Transitional Justice in Sudan: How to Hold Perpetrators Accountable While Healing the Nation

Executive Summary

Sudan presents one of the world’s most complex transitional justice challenges. Decades of authoritarian rule under President Omar al-Bashir, the Darfur atrocities, the 2019 Khartoum massacre, and the devastating war that erupted in April 2023 have produced an enormous backlog of unaddressed violations.

The war has been accompanied by massive violations of international humanitarian law, with the Biden administration formally determining that war crimes, crimes against humanity, and genocide have taken place — a rare and significant step. (Verfassungsblog)

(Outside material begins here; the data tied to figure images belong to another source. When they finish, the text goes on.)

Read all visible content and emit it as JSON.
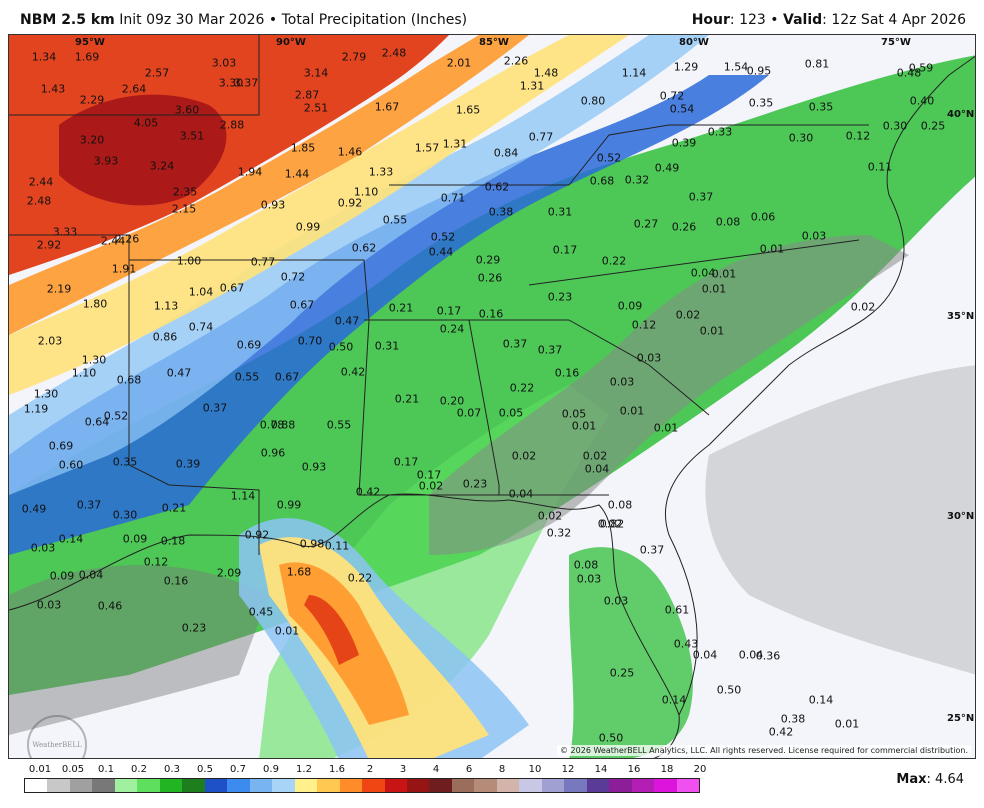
{
  "header": {
    "model": "NBM 2.5 km",
    "init": "Init 09z 30 Mar 2026",
    "separator": "•",
    "product": "Total Precipitation (Inches)",
    "hour_label": "Hour",
    "hour": "123",
    "valid_label": "Valid",
    "valid": "12z Sat 4 Apr 2026"
  },
  "map": {
    "background_color": "#f2f4fa",
    "longitudes": [
      "95°W",
      "90°W",
      "85°W",
      "80°W",
      "75°W"
    ],
    "latitudes": [
      "40°N",
      "35°N",
      "30°N",
      "25°N"
    ],
    "copyright": "© 2026 WeatherBELL Analytics, LLC. All rights reserved. License required for commercial distribution.",
    "logo": "WeatherBELL",
    "values": [
      "1.34",
      "1.69",
      "3.03",
      "2.48",
      "2.79",
      "2.01",
      "2.26",
      "1.29",
      "1.54",
      "0.95",
      "0.81",
      "0.59",
      "0.48",
      "1.43",
      "2.64",
      "2.57",
      "3.30",
      "3.37",
      "3.14",
      "1.48",
      "1.31",
      "1.14",
      "0.72",
      "0.80",
      "0.40",
      "2.29",
      "4.05",
      "3.60",
      "2.87",
      "2.51",
      "1.67",
      "1.65",
      "0.54",
      "0.35",
      "0.35",
      "0.30",
      "0.25",
      "3.20",
      "3.51",
      "2.88",
      "0.77",
      "1.57",
      "1.31",
      "0.33",
      "0.39",
      "0.30",
      "3.93",
      "3.24",
      "1.85",
      "1.46",
      "0.84",
      "0.52",
      "0.12",
      "2.44",
      "1.94",
      "1.44",
      "1.33",
      "0.68",
      "0.32",
      "0.49",
      "0.11",
      "2.48",
      "2.35",
      "0.93",
      "1.10",
      "0.71",
      "0.62",
      "0.37",
      "2.15",
      "0.92",
      "0.38",
      "0.31",
      "0.27",
      "0.26",
      "0.08",
      "0.06",
      "0.03",
      "3.33",
      "2.92",
      "2.44",
      "2.26",
      "0.99",
      "0.55",
      "0.52",
      "0.62",
      "0.44",
      "0.29",
      "0.17",
      "0.22",
      "0.01",
      "1.91",
      "1.00",
      "0.77",
      "0.72",
      "0.26",
      "0.04",
      "0.01",
      "0.01",
      "2.19",
      "1.04",
      "0.67",
      "0.23",
      "0.09",
      "0.02",
      "0.02",
      "1.80",
      "1.13",
      "0.67",
      "0.47",
      "0.21",
      "0.17",
      "0.16",
      "0.12",
      "0.01",
      "2.03",
      "0.86",
      "0.74",
      "0.24",
      "0.37",
      "0.37",
      "0.03",
      "1.30",
      "0.69",
      "0.70",
      "0.50",
      "0.31",
      "1.10",
      "0.68",
      "0.47",
      "0.55",
      "0.67",
      "0.42",
      "0.22",
      "0.16",
      "0.03",
      "1.30",
      "0.37",
      "0.21",
      "0.20",
      "0.07",
      "0.05",
      "0.05",
      "0.01",
      "1.19",
      "0.52",
      "0.64",
      "0.78",
      "0.88",
      "0.55",
      "0.01",
      "0.01",
      "0.69",
      "0.96",
      "0.02",
      "0.02",
      "0.35",
      "0.39",
      "0.93",
      "0.17",
      "0.04",
      "0.60",
      "1.14",
      "0.42",
      "0.17",
      "0.02",
      "0.23",
      "0.04",
      "0.49",
      "0.37",
      "0.21",
      "0.99",
      "0.08",
      "0.30",
      "0.02",
      "0.02",
      "0.82",
      "0.92",
      "0.98",
      "0.11",
      "0.32",
      "0.14",
      "0.09",
      "0.18",
      "0.37",
      "0.03",
      "0.12",
      "0.08",
      "0.09",
      "0.04",
      "0.16",
      "2.09",
      "1.68",
      "0.22",
      "0.03",
      "0.03",
      "0.46",
      "0.23",
      "0.03",
      "0.61",
      "0.45",
      "0.01",
      "0.43",
      "0.04",
      "0.04",
      "0.36",
      "0.25",
      "0.50",
      "0.14",
      "0.14",
      "0.01",
      "0.38",
      "0.42",
      "0.50"
    ]
  },
  "legend": {
    "ticks": [
      "0.01",
      "0.05",
      "0.1",
      "0.2",
      "0.3",
      "0.5",
      "0.7",
      "0.9",
      "1.2",
      "1.6",
      "2",
      "3",
      "4",
      "6",
      "8",
      "10",
      "12",
      "14",
      "16",
      "18",
      "20"
    ],
    "colors": [
      "#ffffff",
      "#c8c8c8",
      "#a0a0a0",
      "#787878",
      "#a0f0a0",
      "#5ee05e",
      "#22b422",
      "#1e7e1e",
      "#1e50c8",
      "#3c8cf0",
      "#78b4f0",
      "#a8d4f8",
      "#fff08c",
      "#ffc850",
      "#ff8c28",
      "#f04614",
      "#c81414",
      "#961414",
      "#6e1e1e",
      "#9a6e5a",
      "#b48c78",
      "#d2b4aa",
      "#c8c8e6",
      "#a0a0d2",
      "#7878be",
      "#5a3c96",
      "#8c1e9a",
      "#b41eb4",
      "#dc14dc",
      "#f050f0"
    ],
    "max_label": "Max",
    "max_value": "4.64"
  }
}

Yet hardly any major perpetrators have faced justice.

Key Findings

  1. A Persistent Culture of Impunity

Impunity, and the persistence — indeed rise — of alleged perpetrators, is a key dimension of the current conflict. Many in Sudan associate transitional justice primarily with criminal justice, rather than also addressing the structural dimensions of atrocities, which has created uncertainty, resentment, and fear among armed actors and survivors alike. (Verfassungsblog)

  1. Failed Transitions Undermine Progress

Sudan has a rich history of engaging with transitional justice — from truth-telling and reparations to criminal accountability — but the discrepancy between aspirations and concrete results is stark. It tells the story of Sudan’s failed transition: a paradox of transitional justice without any genuine transition, marked by asymmetrical power relations and impunity for violent actors. (African Arguments)

  1. Political Elites as the Key Obstacle

Justice requires political courage, judicial independence, and that those responsible are no longer key players. In Sudan, important military members of the old regime remain embedded in transitional government structures, making accountability extremely difficult to deliver. (CMI)

  1. The “Soft Landing” Risk

Some associate transitional justice in Sudan with a “soft landing” approach, where perpetrators go free after making superficial commitments to peace and human rights, receiving legitimacy to remain in positions of power or join the dominant kleptocratic system for their own benefit. (Verfassungsblog)

  1. Justice Must Be Transformative, Not Transactional

The ultimate measure of success must be how transformative any process is for Sudan — integrating justice with wider political, social, and economic reforms that address the root causes of recurring authoritarian rule, including inequality and discrimination. (African Arguments)

Three Practical Recommendations
Recommendation 1: Establish an Inclusive, Victim-Centred Truth and Reparations Framework

Women, youth, and marginalised groups — the driving forces of Sudan’s revolution — must be at the cornerstone of any transitional justice process. So long as they are excluded from decision-making, whether by institutional, cultural, or practical barriers, any process will lack legitimacy. (Redress)

Reparations programmes must be structured carefully to avoid creating unjust hierarchies among victims while remaining economically viable.

Recommendation 2: Sequence Accountability Mechanisms Realistically

Drawing on Latin American lessons, accountability processes should be built in stages. Prioritise documentation and evidence preservation now, establish an independent Special Court for Darfur and other atrocities (as committed to in the 2020 Juba Peace Agreement), and pursue criminal prosecutions as political conditions allow — targeting the most responsible individuals first to maximise credibility and manageability.

Recommendation 3: Embed Transitional Justice within Broader Security and Institutional Reform

The 2019–21 transition holds a critical lesson: key legislative and institutional reforms — especially security sector reforms — were delayed, which ultimately contributed to the collapse of the process. (African Arguments)

Any new transitional justice programme must be delivered in parallel with verified security sector reform, judicial independence, and anti-corruption measures, not treated as a standalone workstream.

Conclusion

Sudan’s path to justice is long but not impossible. Success depends on sustained international pressure, inclusive civil society participation, and political will to break, rather than perpetuate, cycles of impunity.

As project managers and stakeholders, we must design accountability mechanisms that are credible, sequenced, and structurally transformative — not performative gestures that leave root causes intact.